Good relationships can last
Our pension scheme has invested in hedge funds for more than 20 years and we have invested with some of our managers for that long. We expect to maintain an allocation to hedge funds for the foreseeable future. At the end of the last quarter we had 3.22% of the assets allocated to hedge fund strategies. The strategic allocation to the sector is 4%, so there is capacity to increase it. The purpose of the allocation is to enhance returns by selecting strategies with low correlations to equity and fixed income markets.
The portfolio consists of a fund of funds, as well as direct hedge fund investments. The manager of our fund of hedge funds conducts operational due diligence on our behalf on strategies that appeals to us. The fund of hedge funds is invested in several strategies. Our direct hedge fund investments are also diversified, consisting of emerging market debt, US high yield, European long/short equity, UK long/short equity, CTA [commodity trading advisers], alternative-beta as well as an emerging market multi-asset strategy.
Over the past two years, we have divested from global macro strategies, added alternative beta and emerging market multi-asset strategies and introduced UK equity long/short.
Since the end of last year, absolute returns from hedge funds have been generally poor, primarily due to a lack of volatility that is required for finding trading opportunities. However, on a relative basis, our hedge fund portfolio has performed well versus industry benchmarks such as the HFR indices.
This year, there has been a marked increase in average performance, although there is notable dispersion within the portfolio. For instance, the European equity long/short strategy is outperforming significantly, as is the emerging market debt one, whereas the UK equity long/short strategy is significantly underperforming.
Performance and costs are a concern
We currently have a legacy portfolio of hedge funds, which amounts to about 1% of overall assets. Prior to the global financial crisis, the plan was to use hedge funds to mitigate the volatility of our public equity portfolio But that programme had to be put on hold due to the capital controls that were put in place after the crisis in 2008.
Now the capital controls have been lifted, we have to decide whether we will grow the hedge fund portfolio or divest in entirely to focus more on other alternative assets.

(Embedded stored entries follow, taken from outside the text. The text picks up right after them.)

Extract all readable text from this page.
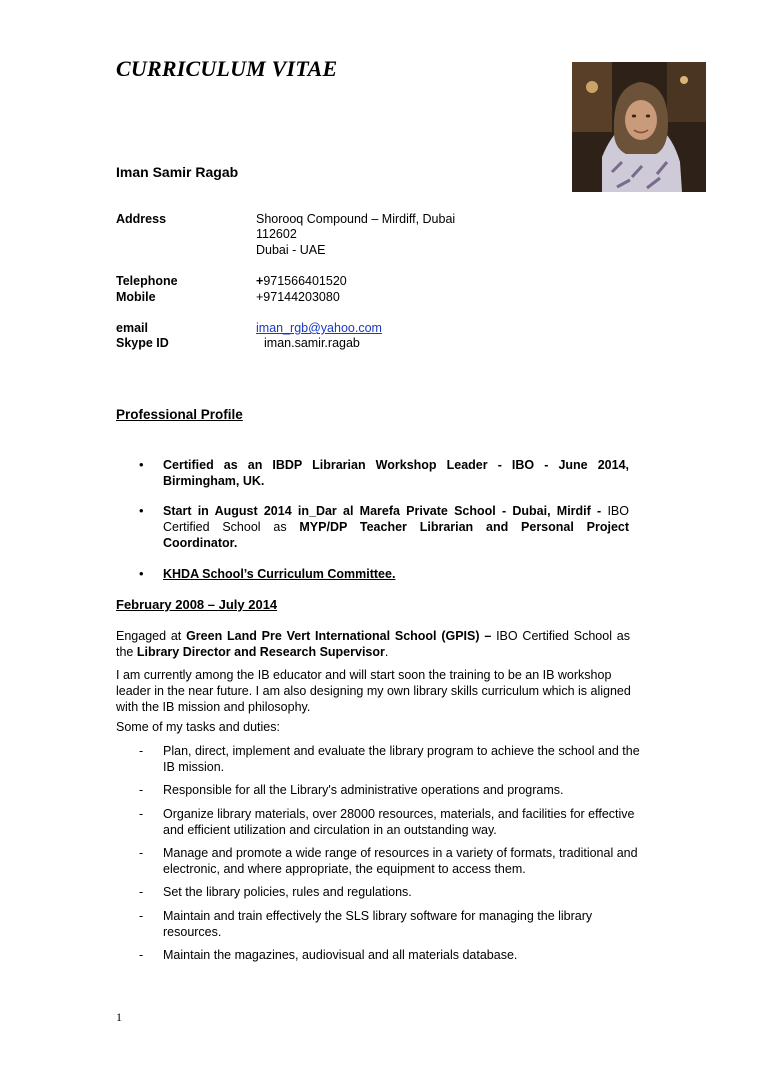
CURRICULUM VITAE
Iman Samir Ragab
Address	Shorooq Compound – Mirdiff, Dubai
112602
Dubai - UAE
Telephone	+971566401520
Mobile	+97144203080
email	iman_rgb@yahoo.com
Skype ID	iman.samir.ragab
Professional Profile
• Certified as an IBDP Librarian Workshop Leader - IBO - June 2014, Birmingham, UK.
• Start in August 2014 in_Dar al Marefa Private School - Dubai, Mirdif - IBO Certified School as MYP/DP Teacher Librarian and Personal Project Coordinator.
• KHDA School’s Curriculum Committee.
February 2008 – July 2014
Engaged at Green Land Pre Vert International School (GPIS) – IBO Certified School as the Library Director and Research Supervisor.
I am currently among the IB educator and will start soon the training to be an IB workshop leader in the near future. I am also designing my own library skills curriculum which is aligned with the IB mission and philosophy.
Some of my tasks and duties:
- Plan, direct, implement and evaluate the library program to achieve the school and the IB mission.
- Responsible for all the Library's administrative operations and programs.
- Organize library materials, over 28000 resources, materials, and facilities for effective and efficient utilization and circulation in an outstanding way.
- Manage and promote a wide range of resources in a variety of formats, traditional and electronic, and where appropriate, the equipment to access them.
- Set the library policies, rules and regulations.
- Maintain and train effectively the SLS library software for managing the library resources.
- Maintain the magazines, audiovisual and all materials database.
1
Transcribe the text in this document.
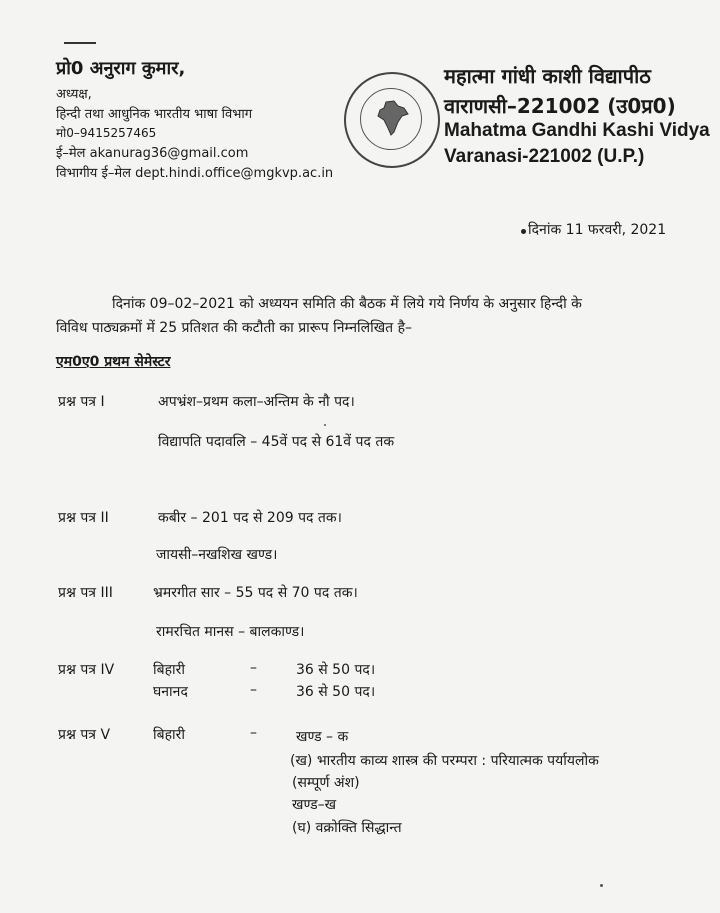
प्रो0 अनुराग कुमार,
अध्यक्ष,
हिन्दी तथा आधुनिक भारतीय भाषा विभाग
मो0–9415257465
ई–मेल akanurag36@gmail.com
विभागीय ई–मेल dept.hindi.office@mgkvp.ac.in
महात्मा गांधी काशी विद्यापीठ
वाराणसी–221002 (उ0प्र0)
Mahatma Gandhi Kashi Vidya
Varanasi-221002 (U.P.)
दिनांक 11 फरवरी, 2021
दिनांक 09–02–2021 को अध्ययन समिति की बैठक में लिये गये निर्णय के अनुसार हिन्दी के
विविध पाठ्यक्रमों में 25 प्रतिशत की कटौती का प्रारूप निम्नलिखित है–
एम0ए0 प्रथम सेमेस्टर
प्रश्न पत्र I	अपभ्रंश–प्रथम कला–अन्तिम के नौ पद।
विद्यापति पदावलि – 45वें पद से 61वें पद तक
प्रश्न पत्र II	कबीर – 201 पद से 209 पद तक।
जायसी–नखशिख खण्ड।
प्रश्न पत्र III	भ्रमरगीत सार – 55 पद से 70 पद तक।
रामरचित मानस – बालकाण्ड।
प्रश्न पत्र IV	बिहारी	–	36 से 50 पद।
घनानद	–	36 से 50 पद।
प्रश्न पत्र V	बिहारी	–	खण्ड – क
(ख) भारतीय काव्य शास्त्र की परम्परा : परियात्मक पर्यायलोक
(सम्पूर्ण अंश)
खण्ड–ख
(घ) वक्रोक्ति सिद्धान्त
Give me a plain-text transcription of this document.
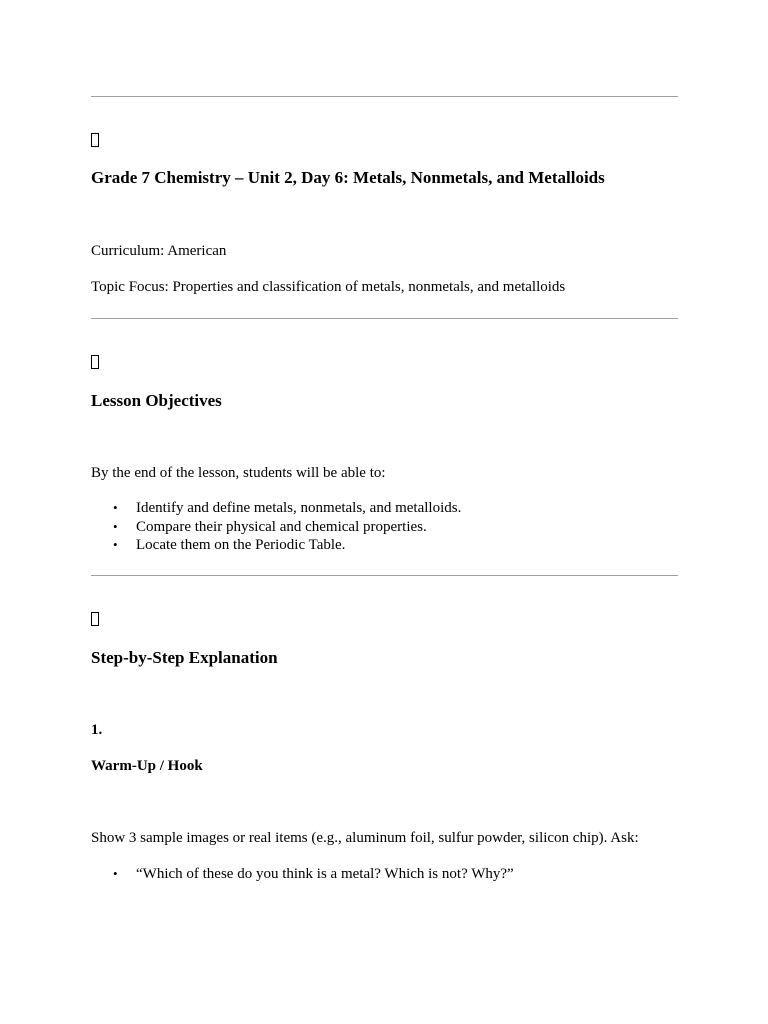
Grade 7 Chemistry – Unit 2, Day 6: Metals, Nonmetals, and Metalloids
Curriculum: American
Topic Focus: Properties and classification of metals, nonmetals, and metalloids
Lesson Objectives
By the end of the lesson, students will be able to:
• Identify and define metals, nonmetals, and metalloids.
• Compare their physical and chemical properties.
• Locate them on the Periodic Table.
Step-by-Step Explanation
1.
Warm-Up / Hook
Show 3 sample images or real items (e.g., aluminum foil, sulfur powder, silicon chip). Ask:
• “Which of these do you think is a metal? Which is not? Why?”
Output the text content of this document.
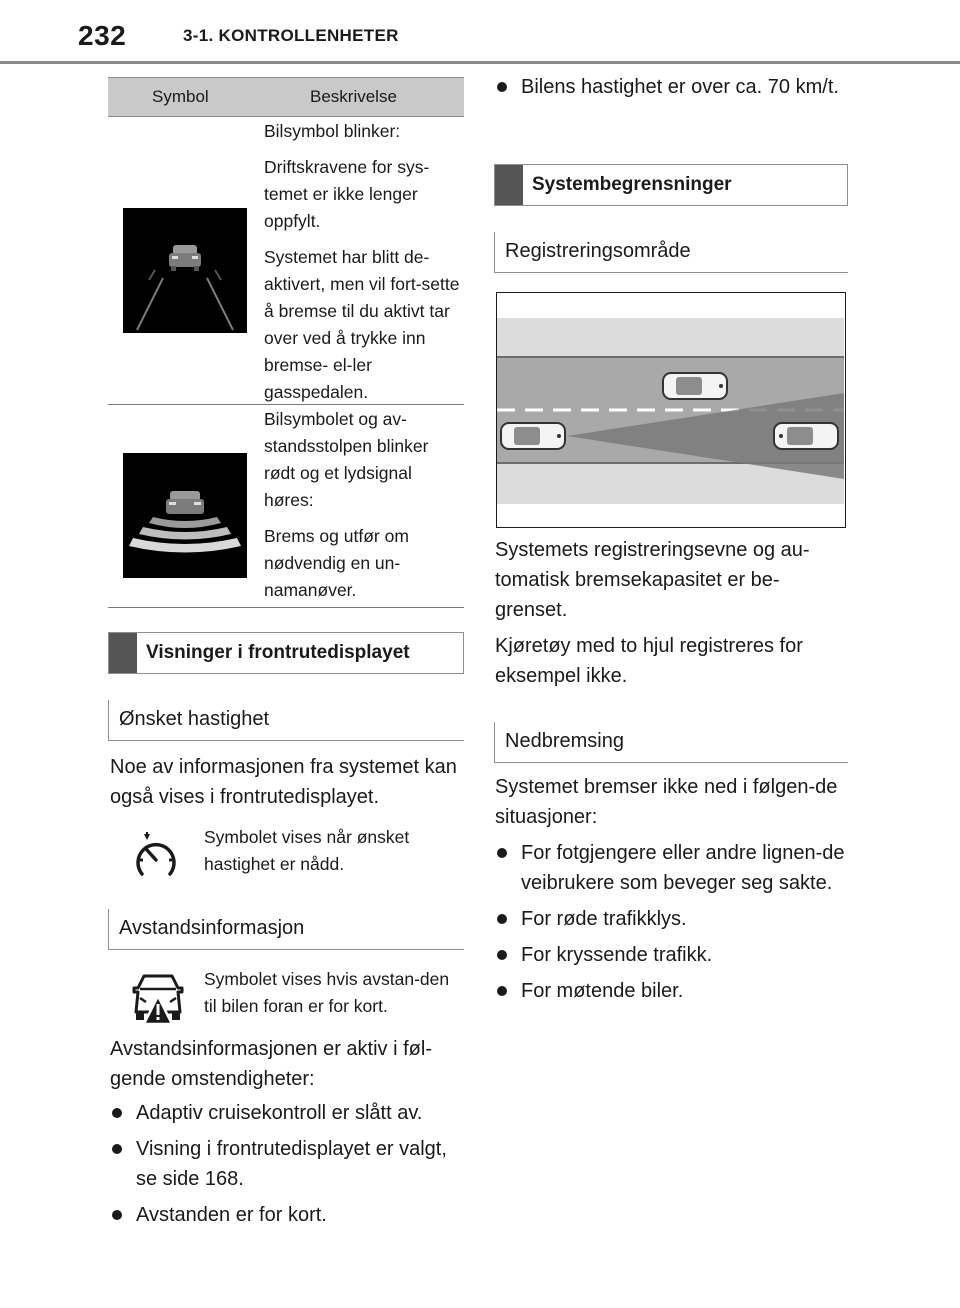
232	3-1. KONTROLLENHETER
Symbol	Beskrivelse

Bilsymbol blinker:

Driftskravene for sys-temet er ikke lenger oppfylt.

Systemet har blitt de-aktivert, men vil fort-sette å bremse til du aktivt tar over ved å trykke inn bremse- el-ler gasspedalen.

Bilsymbolet og av-standsstolpen blinker rødt og et lydsignal høres:

Brems og utfør om nødvendig en un-namanøver.

Visninger i frontrutedisplayet
Ønsket hastighet

Noe av informasjonen fra systemet kan også vises i frontrutedisplayet.

Symbolet vises når ønsket hastighet er nådd.
Avstandsinformasjon
Symbolet vises hvis avstan-den til bilen foran er for kort.

Avstandsinformasjonen er aktiv i føl-gende omstendigheter:

Adaptiv cruisekontroll er slått av.
Visning i frontrutedisplayet er valgt, se side 168.
Avstanden er for kort.
Bilens hastighet er over ca. 70 km/t.
Systembegrensninger
Registreringsområde

Systemets registreringsevne og au-tomatisk bremsekapasitet er be-grenset.

Kjøretøy med to hjul registreres for eksempel ikke.

Nedbremsing

Systemet bremser ikke ned i følgen-de situasjoner:

For fotgjengere eller andre lignen-de veibrukere som beveger seg sakte.
For røde trafikklys.
For kryssende trafikk.
For møtende biler.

Our hedge fund portfolio has delivered below our expectations over the past years and has not provided the risk mitigation benefits we were hoping for. That is probably linked to the financial crisis, which has changed everything. At the same time, we have become more cost aware and hedge funds are typically the most expensive asset class you can invest in.
Regulation is changing the sector, too. If you compare some pure strategies to their UCITS format, the track record and the characteristics are not the same. This is probably because the UCITS framework limits the investment policies of hedge funds, even though it provides added protection to investors. That said, we value transparency very highly, because of our fiduciary duty. We will not invest in a manager if we do not fully understand how and where the returns are coming from.
Regulation has changed the sector
We had a long-term allocation to two funds of hedge funds, which we divested in 2016. We divested because there were tax issues, as the funds were domiciled offshore, but also because the funds were falling short in terms of diversification. We observed increasing correlation between the two funds as well with rest of our portfolio. However, the investments had done well overall.
We originally had a plan to set up our own vehicle, domiciled overseas, to invest in hedge funds. That proved to be too challenging from a regulatory perspective. Therefore, we opted for an alternative UCITS fund that invests in no more than 10 hedge fund managers. This is how we have implemented our 5% strategic allocation to liquid alternative assets, for the time being. This fund’s objective is to give us yield, while we work on our long-term plan. That is to select a manager who will invest in hedge funds on our behalf, based on our guidelines. The purpose of this allocation would be enhancing returns.
In our experience, UCITS has transformed the world of hedge funds. A hedge fund strategy, even a straightforward one like long/short equity, is not the same in UCITS form, because of the liquidity, NAV and leverage requirements it has to meet. This is something the industry needs to address.